For the dessert, a couple of quite interesting and delicate dishes: cheesecake made of goat cheese (which, you may notice, is popular on the menu) and apple pie with vanilla ice cream and black cherries (both 18zł). The cheesecake came on a small base of shortbread, made of white chocolate and mascarpone, and was served with a a dollop of ice cream made of sun-dried tomatoes. A thin lattice of chocolate was perched on top of the construction. I appreciate a well-crafted dish, and this was one. A well-thought-out dessert, and the cheesecake itself was made delicious by the twist of using goat cheese. The ice cream, an interesting and unusual flavour, was also. The apple pie, perhaps more pastry than apple, was also a success, with small chunks of apple on a crispy, fresh biscuit-like base. Neither dish would win marks for generosity of portion, but again that goes with the territory.
A nice touch when we finished the meal was that the waitress poured us a home made nalewka (vodka-based liqueur) made of strawberries from a goose-shaped decanter, gratis. It was a tasty and smooth one and a good end to a satisfactory meal. I finished the meal with more or less the same opinion as I've always had about fine dining, especially in Krakow: that it is very hard to do, and even harder to convince people it's a good idea. Is this restaurant offering anything new?
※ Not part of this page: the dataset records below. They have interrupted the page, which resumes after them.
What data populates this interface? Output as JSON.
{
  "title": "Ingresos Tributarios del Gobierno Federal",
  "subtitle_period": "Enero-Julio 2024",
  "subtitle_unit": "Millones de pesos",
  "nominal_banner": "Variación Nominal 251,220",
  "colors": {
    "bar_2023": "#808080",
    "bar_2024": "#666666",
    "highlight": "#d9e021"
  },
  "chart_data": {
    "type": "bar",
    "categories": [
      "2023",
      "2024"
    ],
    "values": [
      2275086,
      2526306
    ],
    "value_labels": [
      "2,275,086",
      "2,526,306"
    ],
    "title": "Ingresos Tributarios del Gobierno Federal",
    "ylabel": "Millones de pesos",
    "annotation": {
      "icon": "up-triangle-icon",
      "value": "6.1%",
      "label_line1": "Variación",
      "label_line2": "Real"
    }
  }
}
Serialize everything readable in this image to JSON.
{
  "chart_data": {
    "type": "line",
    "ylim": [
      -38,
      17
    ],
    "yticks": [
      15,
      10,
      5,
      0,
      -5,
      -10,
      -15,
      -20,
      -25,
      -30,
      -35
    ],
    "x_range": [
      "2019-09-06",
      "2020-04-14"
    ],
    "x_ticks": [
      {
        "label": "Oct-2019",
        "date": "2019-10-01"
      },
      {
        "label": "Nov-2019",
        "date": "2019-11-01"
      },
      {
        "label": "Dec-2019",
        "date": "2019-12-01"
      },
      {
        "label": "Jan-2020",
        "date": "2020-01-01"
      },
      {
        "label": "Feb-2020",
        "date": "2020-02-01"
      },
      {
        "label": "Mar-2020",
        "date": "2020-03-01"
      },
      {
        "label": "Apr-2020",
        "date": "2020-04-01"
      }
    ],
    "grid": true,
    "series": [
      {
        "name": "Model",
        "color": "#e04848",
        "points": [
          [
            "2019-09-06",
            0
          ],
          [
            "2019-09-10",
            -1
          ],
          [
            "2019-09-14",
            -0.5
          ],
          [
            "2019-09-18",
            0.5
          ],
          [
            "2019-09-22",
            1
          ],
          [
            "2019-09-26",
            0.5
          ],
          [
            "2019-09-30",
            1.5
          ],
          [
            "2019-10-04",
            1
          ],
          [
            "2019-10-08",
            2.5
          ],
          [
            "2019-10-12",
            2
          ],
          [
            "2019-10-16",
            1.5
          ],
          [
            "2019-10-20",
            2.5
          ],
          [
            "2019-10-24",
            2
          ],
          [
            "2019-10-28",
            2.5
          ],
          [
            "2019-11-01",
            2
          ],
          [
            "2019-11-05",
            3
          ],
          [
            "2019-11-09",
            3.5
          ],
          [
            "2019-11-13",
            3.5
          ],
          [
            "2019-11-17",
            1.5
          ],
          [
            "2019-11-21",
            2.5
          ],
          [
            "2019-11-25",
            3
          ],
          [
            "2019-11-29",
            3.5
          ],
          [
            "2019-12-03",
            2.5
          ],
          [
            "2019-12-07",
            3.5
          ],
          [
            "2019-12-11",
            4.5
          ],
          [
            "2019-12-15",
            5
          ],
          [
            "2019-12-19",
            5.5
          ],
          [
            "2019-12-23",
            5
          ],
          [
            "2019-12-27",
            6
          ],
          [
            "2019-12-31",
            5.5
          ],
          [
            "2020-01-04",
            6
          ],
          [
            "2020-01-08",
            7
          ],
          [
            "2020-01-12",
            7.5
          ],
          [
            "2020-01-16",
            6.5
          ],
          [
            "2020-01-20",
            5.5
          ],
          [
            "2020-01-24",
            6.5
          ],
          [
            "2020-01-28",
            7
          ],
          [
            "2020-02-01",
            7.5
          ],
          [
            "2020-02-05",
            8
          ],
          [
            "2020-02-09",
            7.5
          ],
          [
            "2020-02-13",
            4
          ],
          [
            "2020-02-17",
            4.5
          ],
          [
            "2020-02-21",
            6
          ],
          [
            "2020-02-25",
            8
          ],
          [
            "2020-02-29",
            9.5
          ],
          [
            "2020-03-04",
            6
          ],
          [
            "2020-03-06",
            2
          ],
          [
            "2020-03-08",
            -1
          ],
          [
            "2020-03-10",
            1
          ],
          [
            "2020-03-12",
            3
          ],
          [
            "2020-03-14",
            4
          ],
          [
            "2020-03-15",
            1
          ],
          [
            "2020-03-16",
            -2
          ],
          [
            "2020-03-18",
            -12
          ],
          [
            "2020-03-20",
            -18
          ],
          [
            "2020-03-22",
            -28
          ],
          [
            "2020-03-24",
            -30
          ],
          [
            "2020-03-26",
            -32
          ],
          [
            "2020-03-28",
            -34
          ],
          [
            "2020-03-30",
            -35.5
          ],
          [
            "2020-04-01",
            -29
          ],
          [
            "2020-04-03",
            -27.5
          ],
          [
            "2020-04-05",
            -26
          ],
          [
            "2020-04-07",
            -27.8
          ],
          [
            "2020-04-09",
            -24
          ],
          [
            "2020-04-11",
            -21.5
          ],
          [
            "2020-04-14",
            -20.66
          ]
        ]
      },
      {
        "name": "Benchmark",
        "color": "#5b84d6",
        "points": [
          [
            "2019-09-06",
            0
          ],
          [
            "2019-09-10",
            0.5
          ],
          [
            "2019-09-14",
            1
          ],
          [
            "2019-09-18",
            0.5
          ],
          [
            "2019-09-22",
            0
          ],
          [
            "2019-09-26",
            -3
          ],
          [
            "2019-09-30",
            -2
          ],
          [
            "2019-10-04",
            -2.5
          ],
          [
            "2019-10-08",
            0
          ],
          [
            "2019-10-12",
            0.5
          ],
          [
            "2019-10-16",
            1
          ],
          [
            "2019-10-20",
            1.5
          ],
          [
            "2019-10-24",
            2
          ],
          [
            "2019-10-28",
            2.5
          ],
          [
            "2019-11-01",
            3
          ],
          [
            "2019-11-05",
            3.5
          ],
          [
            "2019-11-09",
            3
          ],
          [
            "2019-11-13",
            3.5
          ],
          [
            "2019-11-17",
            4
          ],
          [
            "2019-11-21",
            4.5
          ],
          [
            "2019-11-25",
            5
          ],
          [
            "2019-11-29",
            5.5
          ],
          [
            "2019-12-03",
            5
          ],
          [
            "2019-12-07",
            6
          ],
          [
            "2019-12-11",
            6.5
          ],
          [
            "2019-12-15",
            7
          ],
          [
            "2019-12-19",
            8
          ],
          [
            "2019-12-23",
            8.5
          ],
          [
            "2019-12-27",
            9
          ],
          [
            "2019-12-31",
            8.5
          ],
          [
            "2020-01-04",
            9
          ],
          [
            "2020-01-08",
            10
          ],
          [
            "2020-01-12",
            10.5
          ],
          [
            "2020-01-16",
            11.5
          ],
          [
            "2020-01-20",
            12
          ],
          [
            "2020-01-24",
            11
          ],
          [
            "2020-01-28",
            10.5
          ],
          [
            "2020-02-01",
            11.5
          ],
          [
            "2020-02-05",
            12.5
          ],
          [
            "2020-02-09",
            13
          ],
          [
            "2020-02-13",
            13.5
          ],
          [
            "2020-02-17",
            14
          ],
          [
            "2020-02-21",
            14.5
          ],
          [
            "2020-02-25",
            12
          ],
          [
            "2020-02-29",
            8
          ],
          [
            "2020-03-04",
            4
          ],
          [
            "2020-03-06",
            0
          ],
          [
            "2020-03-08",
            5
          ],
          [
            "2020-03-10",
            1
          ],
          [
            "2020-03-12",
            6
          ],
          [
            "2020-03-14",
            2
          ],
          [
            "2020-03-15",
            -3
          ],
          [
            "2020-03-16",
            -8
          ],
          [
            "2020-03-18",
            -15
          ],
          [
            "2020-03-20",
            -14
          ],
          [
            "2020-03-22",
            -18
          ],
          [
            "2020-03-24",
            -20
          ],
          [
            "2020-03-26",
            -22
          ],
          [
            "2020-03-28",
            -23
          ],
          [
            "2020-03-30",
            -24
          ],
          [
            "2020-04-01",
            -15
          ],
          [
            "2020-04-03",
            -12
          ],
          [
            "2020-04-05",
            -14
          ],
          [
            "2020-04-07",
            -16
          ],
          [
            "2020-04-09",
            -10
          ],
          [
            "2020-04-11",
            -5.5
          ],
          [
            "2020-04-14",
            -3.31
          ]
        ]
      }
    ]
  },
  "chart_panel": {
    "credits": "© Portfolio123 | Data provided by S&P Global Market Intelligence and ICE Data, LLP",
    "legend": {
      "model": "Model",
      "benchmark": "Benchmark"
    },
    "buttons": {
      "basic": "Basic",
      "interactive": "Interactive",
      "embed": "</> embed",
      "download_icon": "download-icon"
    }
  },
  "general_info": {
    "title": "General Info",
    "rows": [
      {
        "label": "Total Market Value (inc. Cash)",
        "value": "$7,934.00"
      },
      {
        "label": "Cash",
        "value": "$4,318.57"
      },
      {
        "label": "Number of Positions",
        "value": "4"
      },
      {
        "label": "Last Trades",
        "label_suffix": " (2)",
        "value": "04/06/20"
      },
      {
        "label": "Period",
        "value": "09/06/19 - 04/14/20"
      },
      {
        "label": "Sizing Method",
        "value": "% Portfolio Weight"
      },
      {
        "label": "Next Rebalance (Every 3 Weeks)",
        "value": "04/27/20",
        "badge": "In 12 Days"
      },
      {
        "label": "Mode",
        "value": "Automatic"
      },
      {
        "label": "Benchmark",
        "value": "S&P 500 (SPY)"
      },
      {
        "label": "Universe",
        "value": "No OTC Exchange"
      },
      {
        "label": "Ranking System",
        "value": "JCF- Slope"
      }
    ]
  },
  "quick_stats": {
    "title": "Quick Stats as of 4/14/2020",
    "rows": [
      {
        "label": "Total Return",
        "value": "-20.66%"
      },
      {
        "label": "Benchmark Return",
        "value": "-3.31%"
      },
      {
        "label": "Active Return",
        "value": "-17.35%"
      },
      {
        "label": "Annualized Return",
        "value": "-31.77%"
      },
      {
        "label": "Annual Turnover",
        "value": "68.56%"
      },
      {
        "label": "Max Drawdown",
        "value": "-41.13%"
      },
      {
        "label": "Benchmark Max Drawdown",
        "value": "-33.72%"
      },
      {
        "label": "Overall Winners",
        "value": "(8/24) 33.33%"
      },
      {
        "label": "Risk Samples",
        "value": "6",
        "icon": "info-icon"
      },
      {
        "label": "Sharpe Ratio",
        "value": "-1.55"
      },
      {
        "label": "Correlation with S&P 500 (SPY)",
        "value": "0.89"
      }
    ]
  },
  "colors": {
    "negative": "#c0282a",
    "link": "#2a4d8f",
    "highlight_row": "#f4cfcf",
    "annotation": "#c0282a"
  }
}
Arguably not. Is it going to be able to compete with other high-end restaurants which are not encumbered by the ballast of an adjoining hotel? Hard to say. Kazimierz has become an extremely competitive part of town now, and maybe offers the best value to quality in the whole of Poland, not just in Krakow. Nevertheless, I am going to stick my neck out and give this restaurant the benefit of the doubt because the chef certainly knows what he is doing and the service is attentive – two of the most important aspects of whether a restaurant can stand the test of time. For now, it feels like a work in progress as it tries to find its niche in a competitive sector of the dining scene in Krakow.